Por Leonardo Davino*





A pecha de que somos "um povo feliz" nos sufoca. Por aqui, no país tropical, onde não existe pecado, é proibido sofrer. "A felicidade é uma obrigação". Percorrendo a história da canção popular, por exemplo, percebemos significativas mudanças de perspectivas. Se outrora os temas para "cortar os pulsos" serviam de trilha sonora de nossas vidas, hoje canções com sujeitos afirmativos registram comportamentos. Para o bem, para o mal e para o talvez.

Claro que nada é tão simples.
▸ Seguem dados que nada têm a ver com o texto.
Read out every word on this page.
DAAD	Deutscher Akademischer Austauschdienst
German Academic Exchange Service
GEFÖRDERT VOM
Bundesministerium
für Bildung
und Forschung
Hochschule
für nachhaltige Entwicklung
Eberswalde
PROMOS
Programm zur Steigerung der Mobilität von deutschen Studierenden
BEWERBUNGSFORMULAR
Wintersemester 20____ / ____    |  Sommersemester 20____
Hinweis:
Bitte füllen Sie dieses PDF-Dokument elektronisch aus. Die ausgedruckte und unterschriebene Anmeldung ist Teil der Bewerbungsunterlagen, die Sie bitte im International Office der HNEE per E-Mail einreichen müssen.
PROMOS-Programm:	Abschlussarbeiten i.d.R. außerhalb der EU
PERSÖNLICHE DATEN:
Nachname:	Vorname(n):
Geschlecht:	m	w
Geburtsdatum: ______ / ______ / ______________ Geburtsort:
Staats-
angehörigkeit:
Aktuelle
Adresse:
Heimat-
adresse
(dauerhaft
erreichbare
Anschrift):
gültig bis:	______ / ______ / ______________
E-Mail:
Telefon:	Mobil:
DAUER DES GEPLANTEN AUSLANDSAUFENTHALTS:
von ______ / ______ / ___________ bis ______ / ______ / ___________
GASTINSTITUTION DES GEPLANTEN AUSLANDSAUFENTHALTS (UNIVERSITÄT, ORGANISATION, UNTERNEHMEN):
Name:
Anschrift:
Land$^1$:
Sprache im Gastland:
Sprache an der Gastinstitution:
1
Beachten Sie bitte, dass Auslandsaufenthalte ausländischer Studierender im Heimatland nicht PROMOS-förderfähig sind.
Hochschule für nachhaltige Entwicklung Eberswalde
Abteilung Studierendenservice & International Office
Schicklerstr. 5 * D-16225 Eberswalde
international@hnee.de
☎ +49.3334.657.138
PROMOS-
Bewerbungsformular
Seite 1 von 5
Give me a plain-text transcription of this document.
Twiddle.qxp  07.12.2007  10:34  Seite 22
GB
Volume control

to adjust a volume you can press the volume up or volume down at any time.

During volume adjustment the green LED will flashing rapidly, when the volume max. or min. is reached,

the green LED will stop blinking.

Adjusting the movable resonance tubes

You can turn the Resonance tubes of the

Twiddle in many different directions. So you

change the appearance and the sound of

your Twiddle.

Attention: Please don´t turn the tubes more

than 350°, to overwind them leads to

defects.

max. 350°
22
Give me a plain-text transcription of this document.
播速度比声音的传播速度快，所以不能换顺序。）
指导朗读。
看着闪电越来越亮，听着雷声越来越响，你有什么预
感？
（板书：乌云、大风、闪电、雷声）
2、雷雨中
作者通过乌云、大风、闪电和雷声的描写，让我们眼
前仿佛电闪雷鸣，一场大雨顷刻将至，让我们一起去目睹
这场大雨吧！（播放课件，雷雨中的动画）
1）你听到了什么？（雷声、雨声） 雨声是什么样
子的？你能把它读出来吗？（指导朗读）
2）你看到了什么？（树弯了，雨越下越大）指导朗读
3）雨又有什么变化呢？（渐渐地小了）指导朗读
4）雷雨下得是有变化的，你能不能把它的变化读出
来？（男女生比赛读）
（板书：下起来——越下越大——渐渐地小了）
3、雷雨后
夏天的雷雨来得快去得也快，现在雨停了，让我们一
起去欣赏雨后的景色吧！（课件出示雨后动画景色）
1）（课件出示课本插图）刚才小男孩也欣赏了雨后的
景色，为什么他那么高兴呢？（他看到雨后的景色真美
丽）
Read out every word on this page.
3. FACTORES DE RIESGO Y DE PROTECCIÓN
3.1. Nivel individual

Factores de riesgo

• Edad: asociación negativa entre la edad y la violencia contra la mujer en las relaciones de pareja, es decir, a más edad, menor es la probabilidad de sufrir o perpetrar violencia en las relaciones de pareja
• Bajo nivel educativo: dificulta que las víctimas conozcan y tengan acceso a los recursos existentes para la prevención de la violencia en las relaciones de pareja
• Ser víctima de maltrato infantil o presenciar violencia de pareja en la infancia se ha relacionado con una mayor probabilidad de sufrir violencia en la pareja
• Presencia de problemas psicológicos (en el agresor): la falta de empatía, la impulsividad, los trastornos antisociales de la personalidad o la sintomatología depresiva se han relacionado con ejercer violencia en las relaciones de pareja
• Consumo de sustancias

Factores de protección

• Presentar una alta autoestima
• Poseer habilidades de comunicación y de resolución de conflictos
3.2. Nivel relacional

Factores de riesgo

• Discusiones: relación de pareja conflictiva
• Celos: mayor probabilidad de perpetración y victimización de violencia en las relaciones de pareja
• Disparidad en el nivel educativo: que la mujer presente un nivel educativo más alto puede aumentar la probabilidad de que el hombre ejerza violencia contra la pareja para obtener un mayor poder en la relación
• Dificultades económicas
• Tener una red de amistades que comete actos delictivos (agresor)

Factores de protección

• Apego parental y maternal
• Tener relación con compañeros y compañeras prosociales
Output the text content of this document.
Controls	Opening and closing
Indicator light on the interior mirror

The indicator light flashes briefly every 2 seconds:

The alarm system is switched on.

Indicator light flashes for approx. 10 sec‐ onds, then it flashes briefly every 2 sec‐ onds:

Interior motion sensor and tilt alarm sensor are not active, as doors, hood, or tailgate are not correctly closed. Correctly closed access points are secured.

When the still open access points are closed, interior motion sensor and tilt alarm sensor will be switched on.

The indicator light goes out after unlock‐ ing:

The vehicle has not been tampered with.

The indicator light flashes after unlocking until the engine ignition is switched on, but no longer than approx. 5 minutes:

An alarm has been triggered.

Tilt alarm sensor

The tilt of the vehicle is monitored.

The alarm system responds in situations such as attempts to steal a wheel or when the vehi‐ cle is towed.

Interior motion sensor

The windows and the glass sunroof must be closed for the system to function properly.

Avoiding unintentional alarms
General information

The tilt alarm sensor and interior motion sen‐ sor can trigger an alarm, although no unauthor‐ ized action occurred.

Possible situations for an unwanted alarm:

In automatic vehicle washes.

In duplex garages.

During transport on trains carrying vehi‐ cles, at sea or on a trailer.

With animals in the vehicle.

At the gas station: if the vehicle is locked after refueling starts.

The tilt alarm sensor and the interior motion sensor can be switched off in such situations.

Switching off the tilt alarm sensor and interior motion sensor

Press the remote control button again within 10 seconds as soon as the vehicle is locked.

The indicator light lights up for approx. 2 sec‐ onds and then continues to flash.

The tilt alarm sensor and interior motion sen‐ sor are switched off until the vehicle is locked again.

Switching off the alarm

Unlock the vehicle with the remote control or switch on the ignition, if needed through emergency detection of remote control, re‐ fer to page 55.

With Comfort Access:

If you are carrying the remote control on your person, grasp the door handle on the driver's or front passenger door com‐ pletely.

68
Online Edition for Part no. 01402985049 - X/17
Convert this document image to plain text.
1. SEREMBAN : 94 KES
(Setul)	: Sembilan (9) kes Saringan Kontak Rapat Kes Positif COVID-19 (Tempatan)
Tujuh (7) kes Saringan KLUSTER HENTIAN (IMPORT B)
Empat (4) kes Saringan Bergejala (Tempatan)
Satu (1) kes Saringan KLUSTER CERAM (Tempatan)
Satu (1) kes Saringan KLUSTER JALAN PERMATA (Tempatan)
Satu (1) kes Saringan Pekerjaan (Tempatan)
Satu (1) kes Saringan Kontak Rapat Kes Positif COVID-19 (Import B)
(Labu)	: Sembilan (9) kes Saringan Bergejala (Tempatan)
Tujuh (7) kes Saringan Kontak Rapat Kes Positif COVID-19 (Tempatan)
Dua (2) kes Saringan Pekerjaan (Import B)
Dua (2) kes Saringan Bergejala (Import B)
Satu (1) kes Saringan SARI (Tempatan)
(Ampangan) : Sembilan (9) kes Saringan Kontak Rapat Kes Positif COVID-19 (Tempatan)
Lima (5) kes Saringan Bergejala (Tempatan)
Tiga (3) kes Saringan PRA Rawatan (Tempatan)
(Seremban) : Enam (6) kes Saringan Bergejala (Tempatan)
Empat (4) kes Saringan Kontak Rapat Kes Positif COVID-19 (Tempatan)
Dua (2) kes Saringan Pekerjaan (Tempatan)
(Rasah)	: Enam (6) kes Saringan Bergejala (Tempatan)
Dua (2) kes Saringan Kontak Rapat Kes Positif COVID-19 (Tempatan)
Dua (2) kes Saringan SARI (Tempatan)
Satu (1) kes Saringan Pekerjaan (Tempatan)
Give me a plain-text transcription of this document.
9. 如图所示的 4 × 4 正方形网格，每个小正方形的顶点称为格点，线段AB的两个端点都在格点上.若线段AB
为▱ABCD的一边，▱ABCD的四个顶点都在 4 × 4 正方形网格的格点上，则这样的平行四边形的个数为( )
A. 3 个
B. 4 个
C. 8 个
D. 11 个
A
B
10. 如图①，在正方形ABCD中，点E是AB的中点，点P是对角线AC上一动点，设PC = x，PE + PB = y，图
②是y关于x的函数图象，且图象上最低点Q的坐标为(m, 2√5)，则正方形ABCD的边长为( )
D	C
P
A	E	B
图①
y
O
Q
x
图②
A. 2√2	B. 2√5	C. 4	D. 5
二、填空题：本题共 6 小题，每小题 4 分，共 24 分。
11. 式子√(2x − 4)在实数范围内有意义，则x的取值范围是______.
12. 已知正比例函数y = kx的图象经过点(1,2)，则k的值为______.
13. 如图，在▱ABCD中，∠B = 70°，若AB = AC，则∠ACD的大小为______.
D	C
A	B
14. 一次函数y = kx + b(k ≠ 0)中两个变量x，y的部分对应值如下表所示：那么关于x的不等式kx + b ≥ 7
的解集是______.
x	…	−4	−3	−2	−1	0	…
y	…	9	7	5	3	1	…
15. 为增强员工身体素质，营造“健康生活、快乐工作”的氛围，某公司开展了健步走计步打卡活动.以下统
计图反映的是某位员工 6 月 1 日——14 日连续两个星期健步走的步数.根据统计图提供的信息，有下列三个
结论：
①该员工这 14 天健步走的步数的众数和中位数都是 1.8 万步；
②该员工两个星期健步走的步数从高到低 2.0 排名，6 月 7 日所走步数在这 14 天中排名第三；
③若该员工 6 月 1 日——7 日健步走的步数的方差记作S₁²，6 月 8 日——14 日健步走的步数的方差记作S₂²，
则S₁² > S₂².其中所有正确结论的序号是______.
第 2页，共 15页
Além disso, o gesto sobre humano de espantar a dor e a morte não é privilégio nosso. É uma tendência mundial. Sofrer e morrer, definitivamente, não está com nada. O quente é ser alegre. "A ordem é ser feliz". E qualquer indivíduo lúcido dirá que isto é o certo.

Se por um lado concordamos com Clément Rosset, quando afirma que "a alegria é a força maior", por outro lado, isso não deve rechaçar os implicamentos dos sorrisos sem razão: seguimos "entre sorrisos falsos e amenidades". E a vida precisa ser sentida pelos vários lados: em toda a sua complexidade. Os paliativos criados à mancheia contra a dor e os fortes investimentos que promovem o adiamento da morte dizem muito do caminho que estamos seguindo: do desnivelamento entre a vida moderna e a vida da alma, do espírito, como queiram.

Ninguém sofre mais. Há remédio para tudo. E esta ilusão movimenta comércios poderosos que, eis a cruel avaliação geral, não conseguem dar conta de ultrapassar a superfície da pele. Daí a urgência cíclica e permanente de criar o desejo de novas necessidades "vitais". Não dá tempo nem para pensar e já estamos diante do novo, de novo.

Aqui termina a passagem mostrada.